Gundy sent Belcher an email commenting on this story that reads: "It is important to note that Linda Alaydi is my mother, and she has been in the food service/catering business for a number of years. I have no involvement in her business or any of her business transactions.
"The financial disclosure statement requires that I make a disclosure “to the best of my knowledge [that] it is a true, accurate and complete statement of my current financial interests.” I was not employed by the City of Atlanta until July 2013, and thus was not required to file any personal financial disclosures before that time period. My only personal knowledge of my mother doing business with the City of Atlanta and receiving payment from the City of Atlanta was in 2016. Obviously, you are aware that I did disclose this fact for 2016. For any other year, I had no personal knowledge as to the source of any other payments made to my mother."
After out story aired on Thursday, Gundy sent Belcher another email, saying: "After I was made aware of the items discussed below today, I visited the City's Ethics Office and have updated my 2014, 2015, and 2016 personal financial disclosure filings to reflect work performed by my mother's business in 2013, 2014, and 2015. It is my understanding from the City's Ethics Office that I am now in full compliance."

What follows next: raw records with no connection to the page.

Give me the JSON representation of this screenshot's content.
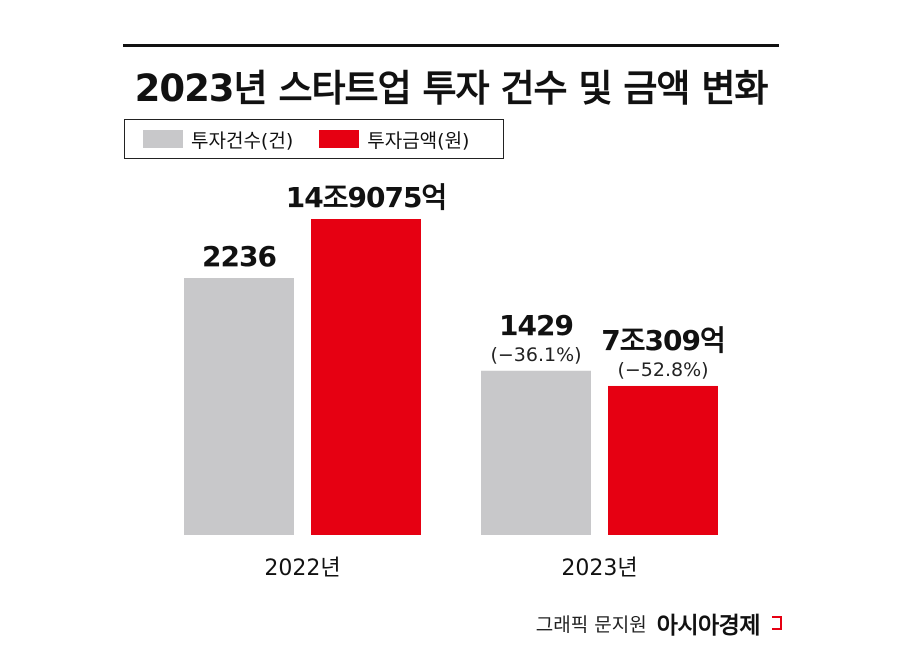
{
  "chart_data": {
    "type": "bar",
    "title": "2023년 스타트업 투자 건수 및 금액 변화",
    "categories": [
      "2022년",
      "2023년"
    ],
    "series": [
      {
        "name": "투자건수(건)",
        "color": "#c8c8ca",
        "values": [
          2236,
          1429
        ],
        "labels": [
          "2236",
          "1429"
        ],
        "sublabels": [
          "",
          "(−36.1%)"
        ]
      },
      {
        "name": "투자금액(원)",
        "color": "#e60012",
        "values": [
          14.9075,
          7.0309
        ],
        "labels": [
          "14조9075억",
          "7조309억"
        ],
        "sublabels": [
          "",
          "(−52.8%)"
        ]
      }
    ],
    "legend": "top-left",
    "grid": false
  },
  "credit": {
    "text": "그래픽 문지원",
    "brand": "아시아경제"
  }
}
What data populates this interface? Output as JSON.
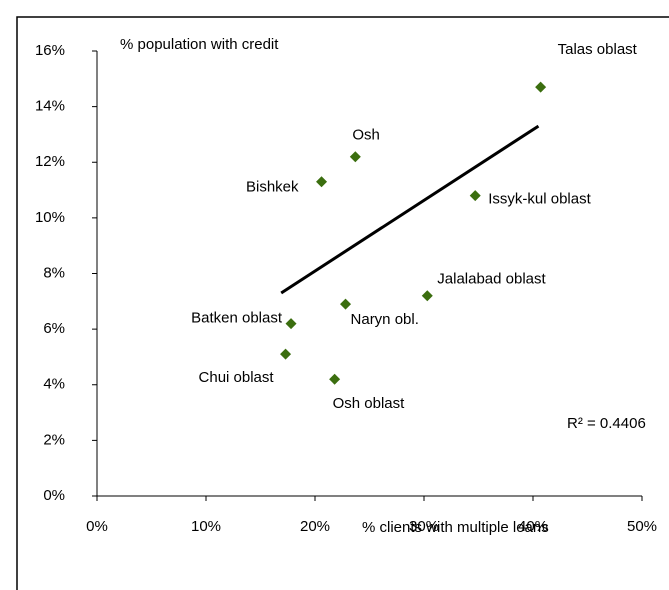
{
  "chart_data": {
    "type": "scatter",
    "y_label": "% population with credit",
    "x_label": "% clients with multiple loans",
    "annotation": "R² = 0.4406",
    "labels": [
      "Talas oblast",
      "Osh",
      "Bishkek",
      "Issyk-kul oblast",
      "Jalalabad oblast",
      "Naryn obl.",
      "Batken oblast",
      "Chui oblast",
      "Osh oblast"
    ],
    "x": [
      40.7,
      23.7,
      20.6,
      34.7,
      30.3,
      22.8,
      17.8,
      17.3,
      21.8
    ],
    "y": [
      14.7,
      12.2,
      11.3,
      10.8,
      7.2,
      6.9,
      6.2,
      5.1,
      4.2
    ],
    "color": "#3b6e0f",
    "trendline": {
      "x": [
        16.9,
        40.5
      ],
      "y": [
        7.3,
        13.3
      ]
    },
    "xlim": [
      0,
      50
    ],
    "xticks": [
      {
        "value": 0,
        "label": "0%"
      },
      {
        "value": 10,
        "label": "10%"
      },
      {
        "value": 20,
        "label": "20%"
      },
      {
        "value": 30,
        "label": "30%"
      },
      {
        "value": 40,
        "label": "40%"
      },
      {
        "value": 50,
        "label": "50%"
      }
    ],
    "ylim": [
      0,
      16
    ],
    "yticks": [
      {
        "value": 0,
        "label": "0%"
      },
      {
        "value": 2,
        "label": "2%"
      },
      {
        "value": 4,
        "label": "4%"
      },
      {
        "value": 6,
        "label": "6%"
      },
      {
        "value": 8,
        "label": "8%"
      },
      {
        "value": 10,
        "label": "10%"
      },
      {
        "value": 12,
        "label": "12%"
      },
      {
        "value": 14,
        "label": "14%"
      },
      {
        "value": 16,
        "label": "16%"
      }
    ]
  }
}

This incident is just the latest in a string of issues involving the judge.
Channel 2 Action News and our investigative partners at The Atlanta Journal-Constitution and AJC.com broke the story that Atlanta taxpayers paid nearly $56,000 for Gundy's attorney. The city terminated the deal after we reported it.
Among the matters the commission is investigating is her use of court money.
Her purchases included three elaborate glass sculptures from the Hans Frabel Studio in Atlanta that cost nearly $1,800 over three years, plus $695 spent late last year for a so-called Flame of Excellence.
An invoice suggests the Flame of Excellence was intended as a gift for former Mayor Kasim Reed, who appointed Gundy to her job.